CHARLESTON, S.C. – A moot court team at the Walter F. George School of Law swept the Charleston School of Law “National Moot Court Competition" last month, winning the coveted team championship and both “Best Respondent’s Brief” and “Best Oralist.” In the closing rounds, the team, comprised of third-year law students Falen Cox and Emily Macheski-Preston, defeated law school teams from the University of Florida (quarterfinals), DePaul University (semifinals) and Florida Coastal (finals).
“This victory is a testament to the hard work and dedication of our student competitors and the student coaches,” said Mercer Law School Associate Professor Suzianne Painter-Thorne, the team’s faculty coach, referring to student coaches Joan McCallum and Kevin Stroberg. “Our students showed amazing dedication in developing their arguments and a seriousness of purpose in presenting their arguments throughout the competition.”
Moot court teams from 19 law schools participated in the national competition, including teams from Duke University, Florida State University, New York University, the University of South Carolina, and Yeshiva University.
In the championship round, when Mercer Law School squared off against Florida Coastal, the teams argued an issue concerning the scope of the Second Amendment right to bear arms. The problem is based on McDonald v. Chicago, which is currently pending before the U.S. Supreme Court.
Testing students’ mastery of brief writing and oral advocacy, moot court competitions are critical components of Mercer Law School’s training of future lawyers who are uniquely prepared to practice law immediately after graduation. Mercer Law School’s moot court program is consistently ranked among the top 20 in the nation, and its national success is due to Mercer’s talented faculty and leading legal writing program.
“We could not have won without the tremendous support we received from the Mercer Moot Court Board and the help of the faculty,” said Macheski-Preston, who won “Best Oralist.”
“Our win is simply tangible evidence of the first-class education we receive at Mercer Law,” Cox said.
In separate but related news, four other Mercer Law School students recently earned awards in three separate competitions:
- Mercer Law students Louise Smith and Christy Thornton won the “Best Brief Award” in the regional BLSA Douglass Competition held in January.

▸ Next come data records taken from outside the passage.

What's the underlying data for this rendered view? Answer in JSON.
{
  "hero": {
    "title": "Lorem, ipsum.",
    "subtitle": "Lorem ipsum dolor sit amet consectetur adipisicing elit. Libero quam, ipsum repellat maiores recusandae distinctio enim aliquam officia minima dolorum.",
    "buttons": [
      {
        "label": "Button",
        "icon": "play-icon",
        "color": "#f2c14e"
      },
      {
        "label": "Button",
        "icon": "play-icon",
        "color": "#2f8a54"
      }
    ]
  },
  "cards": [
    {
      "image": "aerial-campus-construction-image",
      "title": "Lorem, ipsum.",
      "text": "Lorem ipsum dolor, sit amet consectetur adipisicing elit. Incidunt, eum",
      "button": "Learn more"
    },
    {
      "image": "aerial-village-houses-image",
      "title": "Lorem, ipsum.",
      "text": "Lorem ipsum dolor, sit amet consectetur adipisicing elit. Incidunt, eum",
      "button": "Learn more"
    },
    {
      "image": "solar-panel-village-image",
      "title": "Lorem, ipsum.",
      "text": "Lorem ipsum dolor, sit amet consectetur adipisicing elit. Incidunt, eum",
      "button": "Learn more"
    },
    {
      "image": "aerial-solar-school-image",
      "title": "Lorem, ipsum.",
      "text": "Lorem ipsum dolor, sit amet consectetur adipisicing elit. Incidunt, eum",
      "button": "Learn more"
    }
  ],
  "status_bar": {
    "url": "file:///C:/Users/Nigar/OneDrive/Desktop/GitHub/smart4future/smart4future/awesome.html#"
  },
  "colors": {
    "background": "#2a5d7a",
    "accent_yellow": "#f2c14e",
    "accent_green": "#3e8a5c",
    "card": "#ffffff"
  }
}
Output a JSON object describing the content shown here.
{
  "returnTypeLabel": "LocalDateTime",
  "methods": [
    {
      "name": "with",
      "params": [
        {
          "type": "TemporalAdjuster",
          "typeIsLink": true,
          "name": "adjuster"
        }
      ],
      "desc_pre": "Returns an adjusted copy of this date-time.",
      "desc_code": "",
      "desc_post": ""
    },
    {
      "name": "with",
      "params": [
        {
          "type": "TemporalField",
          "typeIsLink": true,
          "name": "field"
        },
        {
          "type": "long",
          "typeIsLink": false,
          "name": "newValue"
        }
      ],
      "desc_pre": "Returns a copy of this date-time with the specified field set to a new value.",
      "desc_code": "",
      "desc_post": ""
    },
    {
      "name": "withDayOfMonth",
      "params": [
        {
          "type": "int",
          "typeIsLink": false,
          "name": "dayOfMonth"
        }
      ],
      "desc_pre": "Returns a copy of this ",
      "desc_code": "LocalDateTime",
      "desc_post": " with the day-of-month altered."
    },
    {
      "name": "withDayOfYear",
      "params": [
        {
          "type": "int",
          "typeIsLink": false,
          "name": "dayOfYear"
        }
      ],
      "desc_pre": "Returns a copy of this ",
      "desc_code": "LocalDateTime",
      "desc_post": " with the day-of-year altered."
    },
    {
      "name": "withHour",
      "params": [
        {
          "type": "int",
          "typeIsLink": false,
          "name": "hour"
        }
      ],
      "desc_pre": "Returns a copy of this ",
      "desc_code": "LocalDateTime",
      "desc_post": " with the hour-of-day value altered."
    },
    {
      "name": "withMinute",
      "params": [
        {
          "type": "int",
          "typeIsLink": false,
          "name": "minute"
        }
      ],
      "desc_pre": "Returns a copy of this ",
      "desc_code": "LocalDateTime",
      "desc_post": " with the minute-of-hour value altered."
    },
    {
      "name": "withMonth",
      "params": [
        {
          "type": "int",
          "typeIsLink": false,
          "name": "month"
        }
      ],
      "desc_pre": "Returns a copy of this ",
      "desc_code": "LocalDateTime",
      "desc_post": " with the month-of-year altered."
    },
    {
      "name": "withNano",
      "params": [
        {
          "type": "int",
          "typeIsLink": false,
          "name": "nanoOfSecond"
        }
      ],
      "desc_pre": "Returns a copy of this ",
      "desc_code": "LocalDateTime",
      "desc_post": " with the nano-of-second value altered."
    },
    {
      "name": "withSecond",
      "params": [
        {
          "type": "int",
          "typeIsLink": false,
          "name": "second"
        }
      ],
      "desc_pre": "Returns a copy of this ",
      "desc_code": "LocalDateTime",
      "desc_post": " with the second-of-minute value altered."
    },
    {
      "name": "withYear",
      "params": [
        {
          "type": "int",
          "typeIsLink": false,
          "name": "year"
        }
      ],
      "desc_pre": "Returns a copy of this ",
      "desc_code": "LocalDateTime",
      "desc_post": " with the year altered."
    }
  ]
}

The southern region is home to over 1,500 members from 44 law schools in Alabama, Arkansas, Florida, Georgia, Louisiana, Mississippi, North Carolina, South Carolina, Tennessee and Puerto Rico. The students were coached by third-year Mercer Law student Amanda Heath and advised by Associate Professor Monica Armstrong and alumna Hannah Williams '09.
- Third-year Mercer Law student Kathryn Seabolt won the ‘Hot Seat’ Corporate Counseling Tournament sponsored by the national Association of Corporate Counsel, Georgia Chapter. The tournament, held Nov. 11 in Atlanta, included a representative from each Georgia law school who was asked to play a new in-house general counsel facing a “difficult” corporate board. After being given a fictitious problem involving a large global corporation being faced with federal corrupt practices, and employment and governance problems, participants were asked to advise a fictitious corporate board on how best to handle the difficult situation. The competition was judged by four ACC attorneys and some 100 Georgia in-house attorneys, who served as the tournament audience during the “hot seat” sessions.
- Third-year Mercer Law student Michael Lyles was named the first-place winner in the 2009 Keenan’s Kids Foundation’s 7th Annual Law Student Closing Argument Competition held Nov. 7. The Keenan’s Kids Foundation was established 1993 by the Keenan Law Firm to raise awareness about child safety. Students applied to compete from all five state law schools. Each student was given 15 minutes to give an argument while being judged by a panel composed of members of the local media, experienced plaintiff and defense lawyers, and parents of an injured child who had gone through the civil litigation process.